Thursday, February 16, 2006

More Olympic speak

The Sacramento Bee has a story about podium as a verb, complete with a nod of approval from Geoffrey Nunberg.

"I like 'to podium,' " says Geoffrey Nunberg, a linguist at the School of Information at the University of California, Berkeley, and the chairman of the American Heritage Dictionary's usage panel. "About 20 percent of the verbs in English began their lives as (nouns), and most don't encounter much resistance on the way in."

In these Games alone, you can hear such verbal cousins of the word podium as ski, bobsled, skate, lap and slalom.

"Not to mention the old reliable 'He nailed it!' " Nunberg says. "Nouns in French, Italian and German can't pinch-hit as verbs with such abandon. Think of it as a sign of the versatility of the English language."

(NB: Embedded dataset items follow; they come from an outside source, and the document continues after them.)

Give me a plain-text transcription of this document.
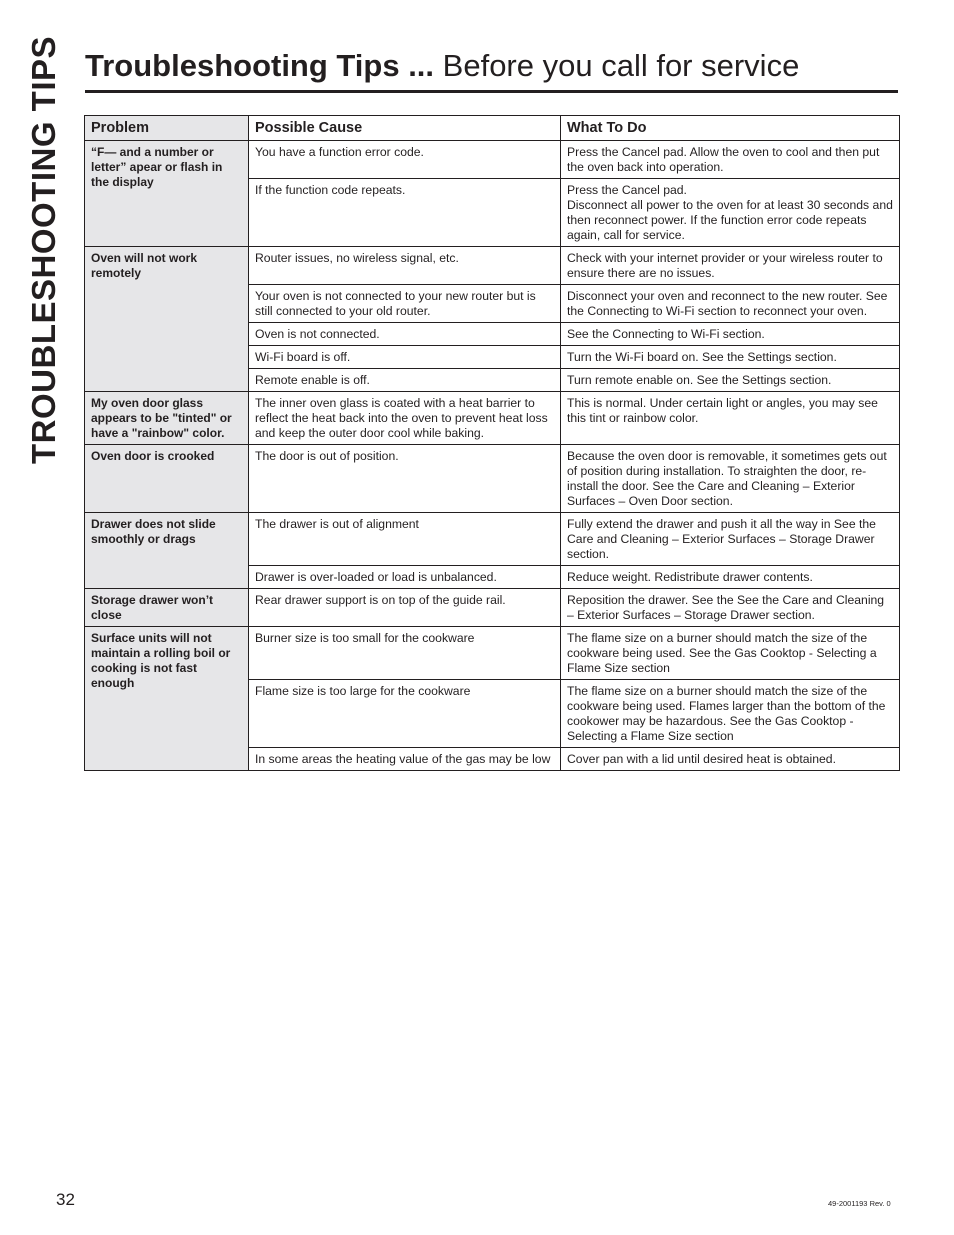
TROUBLESHOOTING TIPS Troubleshooting Tips ... Before you call for service
Problem	Possible Cause	What To Do
“F— and a number or letter” apear or flash in the display	You have a function error code.	Press the Cancel pad. Allow the oven to cool and then put the oven back into operation.
	If the function code repeats.	Press the Cancel pad.
Disconnect all power to the oven for at least 30 seconds and then reconnect power. If the function error code repeats again, call for service.
Oven will not work remotely	Router issues, no wireless signal, etc.	Check with your internet provider or your wireless router to ensure there are no issues.
	Your oven is not connected to your new router but is still connected to your old router.	Disconnect your oven and reconnect to the new router. See the Connecting to Wi-Fi section to reconnect your oven.
	Oven is not connected.	See the Connecting to Wi-Fi section.
	Wi-Fi board is off.	Turn the Wi-Fi board on. See the Settings section.
	Remote enable is off.	Turn remote enable on. See the Settings section.
My oven door glass appears to be "tinted" or have a "rainbow" color.	The inner oven glass is coated with a heat barrier to reflect the heat back into the oven to prevent heat loss and keep the outer door cool while baking.	This is normal. Under certain light or angles, you may see this tint or rainbow color.
Oven door is crooked	The door is out of position.	Because the oven door is removable, it sometimes gets out of position during installation. To straighten the door, re-install the door. See the Care and Cleaning – Exterior Surfaces – Oven Door section.
Drawer does not slide smoothly or drags	The drawer is out of alignment	Fully extend the drawer and push it all the way in See the Care and Cleaning – Exterior Surfaces – Storage Drawer section.
	Drawer is over-loaded or load is unbalanced.	Reduce weight. Redistribute drawer contents.
Storage drawer won’t close	Rear drawer support is on top of the guide rail.	Reposition the drawer. See the See the Care and Cleaning – Exterior Surfaces – Storage Drawer section.
Surface units will not maintain a rolling boil or cooking is not fast enough	Burner size is too small for the cookware	The flame size on a burner should match the size of the cookware being used. See the Gas Cooktop - Selecting a Flame Size section
	Flame size is too large for the cookware	The flame size on a burner should match the size of the cookware being used. Flames larger than the bottom of the cookower may be hazardous. See the Gas Cooktop - Selecting a Flame Size section
	In some areas the heating value of the gas may be low	Cover pan with a lid until desired heat is obtained.
32	49-2001193 Rev. 0
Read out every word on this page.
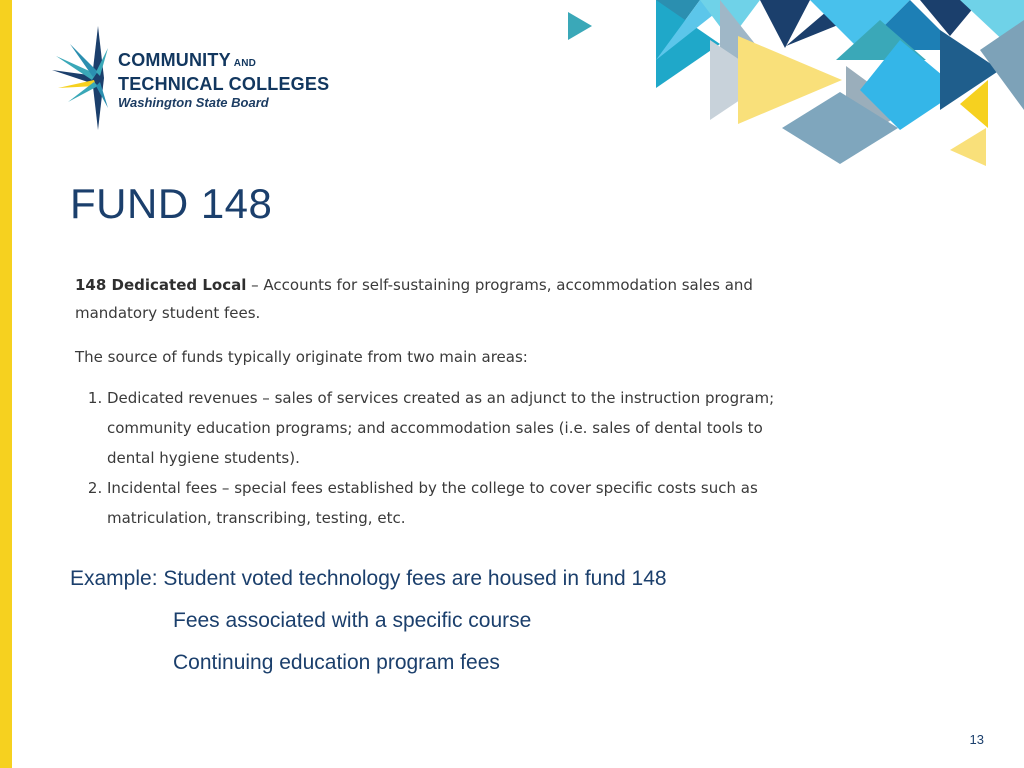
COMMUNITY AND
TECHNICAL COLLEGES
Washington State Board
FUND 148

148 Dedicated Local – Accounts for self-sustaining programs, accommodation sales and mandatory student fees.

The source of funds typically originate from two main areas:

1. Dedicated revenues – sales of services created as an adjunct to the instruction program; community education programs; and accommodation sales (i.e. sales of dental tools to dental hygiene students).
2. Incidental fees – special fees established by the college to cover specific costs such as matriculation, transcribing, testing, etc.
Example: Student voted technology fees are housed in fund 148
Fees associated with a specific course
Continuing education program fees
13
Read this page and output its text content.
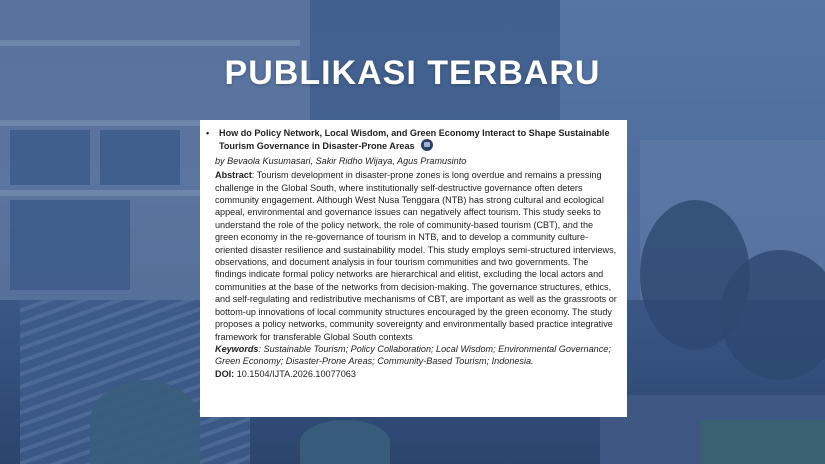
PUBLIKASI TERBARU
• How do Policy Network, Local Wisdom, and Green Economy Interact to Shape Sustainable Tourism Governance in Disaster-Prone Areas
by Bevaola Kusumasari, Sakir Ridho Wijaya, Agus Pramusinto
Abstract: Tourism development in disaster-prone zones is long overdue and remains a pressing challenge in the Global South, where institutionally self-destructive governance often deters community engagement. Although West Nusa Tenggara (NTB) has strong cultural and ecological appeal, environmental and governance issues can negatively affect tourism. This study seeks to understand the role of the policy network, the role of community-based tourism (CBT), and the green economy in the re-governance of tourism in NTB, and to develop a community culture-oriented disaster resilience and sustainability model. This study employs semi-structured interviews, observations, and document analysis in four tourism communities and two governments. The findings indicate formal policy networks are hierarchical and elitist, excluding the local actors and communities at the base of the networks from decision-making. The governance structures, ethics, and self-regulating and redistributive mechanisms of CBT, are important as well as the grassroots or bottom-up innovations of local community structures encouraged by the green economy. The study proposes a policy networks, community sovereignty and environmentally based practice integrative framework for transferable Global South contexts
Keywords: Sustainable Tourism; Policy Collaboration; Local Wisdom; Environmental Governance; Green Economy; Disaster-Prone Areas; Community-Based Tourism; Indonesia.
DOI: 10.1504/IJTA.2026.10077063
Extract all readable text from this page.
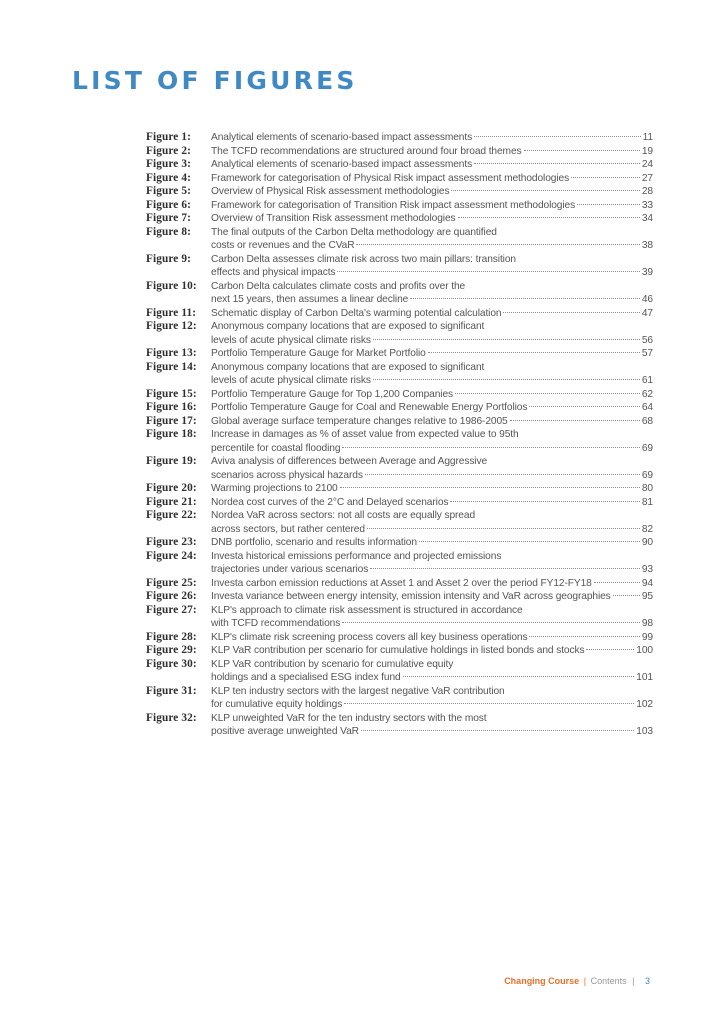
LIST OF FIGURES
Figure 1:	Analytical elements of scenario-based impact assessments	11
Figure 2:	The TCFD recommendations are structured around four broad themes	19
Figure 3:	Analytical elements of scenario-based impact assessments	24
Figure 4:	Framework for categorisation of Physical Risk impact assessment methodologies	27
Figure 5:	Overview of Physical Risk assessment methodologies	28
Figure 6:	Framework for categorisation of Transition Risk impact assessment methodologies	33
Figure 7:	Overview of Transition Risk assessment methodologies	34
Figure 8:	The final outputs of the Carbon Delta methodology are quantified
costs or revenues and the CVaR	38
Figure 9:	Carbon Delta assesses climate risk across two main pillars: transition
effects and physical impacts	39
Figure 10:	Carbon Delta calculates climate costs and profits over the
next 15 years, then assumes a linear decline	46
Figure 11:	Schematic display of Carbon Delta's warming potential calculation	47
Figure 12:	Anonymous company locations that are exposed to significant
levels of acute physical climate risks	56
Figure 13:	Portfolio Temperature Gauge for Market Portfolio	57
Figure 14:	Anonymous company locations that are exposed to significant
levels of acute physical climate risks	61
Figure 15:	Portfolio Temperature Gauge for Top 1,200 Companies	62
Figure 16:	Portfolio Temperature Gauge for Coal and Renewable Energy Portfolios	64
Figure 17:	Global average surface temperature changes relative to 1986-2005	68
Figure 18:	Increase in damages as % of asset value from expected value to 95th
percentile for coastal flooding	69
Figure 19:	Aviva analysis of differences between Average and Aggressive
scenarios across physical hazards	69
Figure 20:	Warming projections to 2100	80
Figure 21:	Nordea cost curves of the 2°C and Delayed scenarios	81
Figure 22:	Nordea VaR across sectors: not all costs are equally spread
across sectors, but rather centered	82
Figure 23:	DNB portfolio, scenario and results information	90
Figure 24:	Investa historical emissions performance and projected emissions
trajectories under various scenarios	93
Figure 25:	Investa carbon emission reductions at Asset 1 and Asset 2 over the period FY12-FY18	94
Figure 26:	Investa variance between energy intensity, emission intensity and VaR across geographies	95
Figure 27:	KLP's approach to climate risk assessment is structured in accordance
with TCFD recommendations	98
Figure 28:	KLP's climate risk screening process covers all key business operations	99
Figure 29:	KLP VaR contribution per scenario for cumulative holdings in listed bonds and stocks	100
Figure 30:	KLP VaR contribution by scenario for cumulative equity
holdings and a specialised ESG index fund	101
Figure 31:	KLP ten industry sectors with the largest negative VaR contribution
for cumulative equity holdings	102
Figure 32:	KLP unweighted VaR for the ten industry sectors with the most
positive average unweighted VaR	103
Changing Course | Contents | 3
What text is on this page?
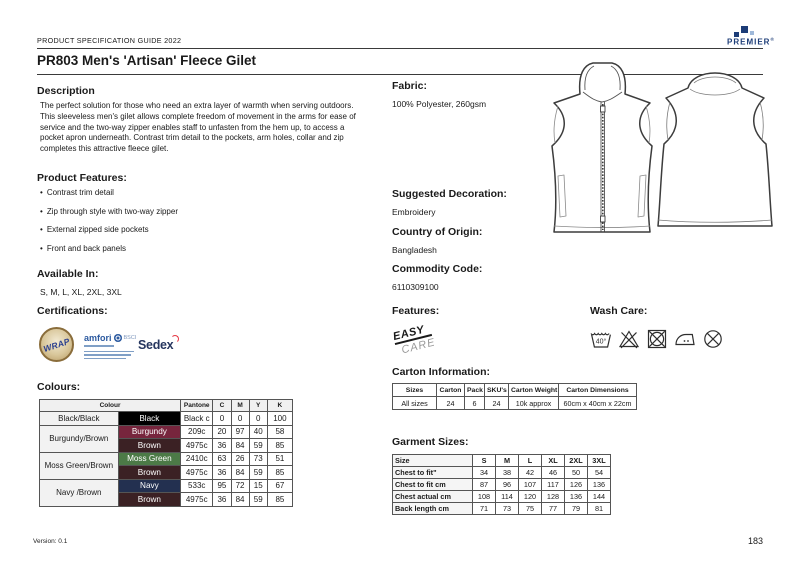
PRODUCT SPECIFICATION GUIDE 2022
PR803 Men's 'Artisan' Fleece Gilet
PREMIER®
Description
The perfect solution for those who need an extra layer of warmth when serving outdoors. This sleeveless men's gilet allows complete freedom of movement in the arms for ease of service and the two-way zipper enables staff to unfasten from the hem up, to access a pocket apron underneath. Contrast trim detail to the pockets, arm holes, collar and zip completes this attractive fleece gilet.
Product Features:
• Contrast trim detail
• Zip through style with two-way zipper
• External zipped side pockets
• Front and back panels
Available In:
S, M, L, XL, 2XL, 3XL
Certifications:
WRAP amfori BSCI Sedex
Colours:
Colour		Pantone	C	M	Y	K
Black/Black	Black	Black c	0	0	0	100
Burgundy/Brown	Burgundy	209c	20	97	40	58
	Brown	4975c	36	84	59	85
Moss Green/Brown	Moss Green	2410c	63	26	73	51
	Brown	4975c	36	84	59	85
Navy /Brown	Navy	533c	95	72	15	67
	Brown	4975c	36	84	59	85
Fabric:
100% Polyester, 260gsm
Suggested Decoration:
Embroidery
Country of Origin:
Bangladesh
Commodity Code:
6110309100
Features:
EASY
CARE
Wash Care:
40°
Carton Information:
Sizes	Carton	Pack	SKU's	Carton Weight	Carton Dimensions
All sizes	24	6	24	10k approx	60cm x 40cm x 22cm
Garment Sizes:
Size	S	M	L	XL	2XL	3XL
Chest to fit"	34	38	42	46	50	54
Chest to fit cm	87	96	107	117	126	136
Chest actual cm	108	114	120	128	136	144
Back length cm	71	73	75	77	79	81
Version: 0.1	183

Language Log also has a bit on podium as a verb, and Benjamin Zimmer cites an example as far back as 1992.

In a separate piece, Zimmer nicely sums up the Turin/Torino debate, pointing out that USA Today is one of the few news outlets using Torino. He also shares part of a Wall Street Journal Article on the history of the area:
Italians cringe at English names for their cities, such as Florence for Firenze and Leghorn for Livorno. The irony is that Turin isn't an anglicized form of Torino at all. The area around the city was first settled by Celtic tribes in the third century B.C., and the name Turin derives from the Celtic word "tau" for mountains. Torino is the Italian derivation, and happens to mean "little bull." The city was known as Turin when it became the first capital of the Kingdom of Italy in 1861.

David Kertzer, a professor of anthropology and Italian studies at Brown University, notes that, in the fading dialect of the local Piedmont region, the city is still known as Turin, with the accent on the second syllable. Historically, he says, the region "is closer to France than Italy linguistically and geographically."